I'd prefer something external to fuse.
Okay, understood.
Maybe a kernel based fdstore (lifetime connected to that of the
container) would a useful service more generally?
Yeah I indeed had considered this, but I'm afraid VFS guys would be
concerned about why we do this on kernel side rather than in user space.
Just from my own perspective, even if it's in FUSE, the concern is
almost the same.
I wonder if on-demand cachefiles can keep fds too in the future
(thus e.g. daemonless feature could even be implemented entirely
with kernel fdstore) but it still has the same concern or it's
a source of duplication.
Thanks,
Gao Xiang
I'm not sure what the VFS guys think about this and if the kernel side
shall care about this.
Fwiw, I'm not convinced and I think that's a big can of worms security
wise and semantics wise. I have discussed whether a kernel-side fdstore
would be something that systemd would use if available multiple times
and they wouldn't use it because it provides them with no benefits over
having it in userspace.
As far as I know, currently there are approximately two ways to do
failover mechanisms in kernel.
The first model much like a fuse-like model: in this mode, we should
keep and pass fd to maintain the active state.
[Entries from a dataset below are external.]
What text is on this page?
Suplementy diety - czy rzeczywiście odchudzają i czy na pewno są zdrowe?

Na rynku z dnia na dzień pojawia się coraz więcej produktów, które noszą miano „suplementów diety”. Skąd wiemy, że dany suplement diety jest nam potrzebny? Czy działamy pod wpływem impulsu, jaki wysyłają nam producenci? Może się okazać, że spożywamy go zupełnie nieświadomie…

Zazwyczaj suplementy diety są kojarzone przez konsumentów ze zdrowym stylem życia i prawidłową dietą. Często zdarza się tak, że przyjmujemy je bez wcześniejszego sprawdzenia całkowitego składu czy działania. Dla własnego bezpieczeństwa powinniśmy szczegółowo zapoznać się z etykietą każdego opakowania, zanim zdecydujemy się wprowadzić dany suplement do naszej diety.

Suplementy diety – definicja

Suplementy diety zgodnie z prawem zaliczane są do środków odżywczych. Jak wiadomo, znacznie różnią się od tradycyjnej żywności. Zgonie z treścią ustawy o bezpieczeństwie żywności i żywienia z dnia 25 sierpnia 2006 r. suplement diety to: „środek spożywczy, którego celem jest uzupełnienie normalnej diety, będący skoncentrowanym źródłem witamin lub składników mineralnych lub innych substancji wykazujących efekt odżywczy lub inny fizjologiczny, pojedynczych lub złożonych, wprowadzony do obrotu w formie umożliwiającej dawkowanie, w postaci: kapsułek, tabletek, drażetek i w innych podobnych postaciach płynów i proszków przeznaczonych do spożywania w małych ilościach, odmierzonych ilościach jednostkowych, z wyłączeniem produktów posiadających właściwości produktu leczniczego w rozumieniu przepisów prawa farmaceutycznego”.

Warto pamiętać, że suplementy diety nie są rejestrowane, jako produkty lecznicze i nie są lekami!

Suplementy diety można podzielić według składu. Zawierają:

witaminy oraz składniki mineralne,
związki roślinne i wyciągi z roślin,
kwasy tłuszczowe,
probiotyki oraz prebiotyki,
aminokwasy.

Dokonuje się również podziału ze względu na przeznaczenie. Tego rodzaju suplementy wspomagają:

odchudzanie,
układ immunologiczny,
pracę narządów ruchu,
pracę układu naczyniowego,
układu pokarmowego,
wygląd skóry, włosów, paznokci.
And currently,
userspace should be responsible for the permission/security issues
when doing something like passing fds.
The second model is like one device-one instance model, for example
ublk (If I understand correctly): each active instance (/dev/ublkbX)
has their own unique control device (/dev/ublkcX). Users could
assign/change DAC/MAC for each control device. And failover
recovery just needs to reopen the control device with proper
permission and do recovery.
So just my own thought, kernel-side fdstore pseudo filesystem may
provide a DAC/MAC mechanism for the first model. That is a much
cleaner way than doing some similar thing independently in each
subsystem which may need DAC/MAC-like mechanism. But that is
just my own thought.
The failover mechanism for /dev/ublkcX could easily be implemented using
the fdstore. The fact that they rolled their own thing is orthogonal to
this imho. Implementing retrieval policies like this in the kernel is
slowly advancing into /proc/$pid/fd/ levels of complexity. That's all
better handled with appropriate policies in userspace. And cachefilesd
can similarly just stash their fds in the fdstore.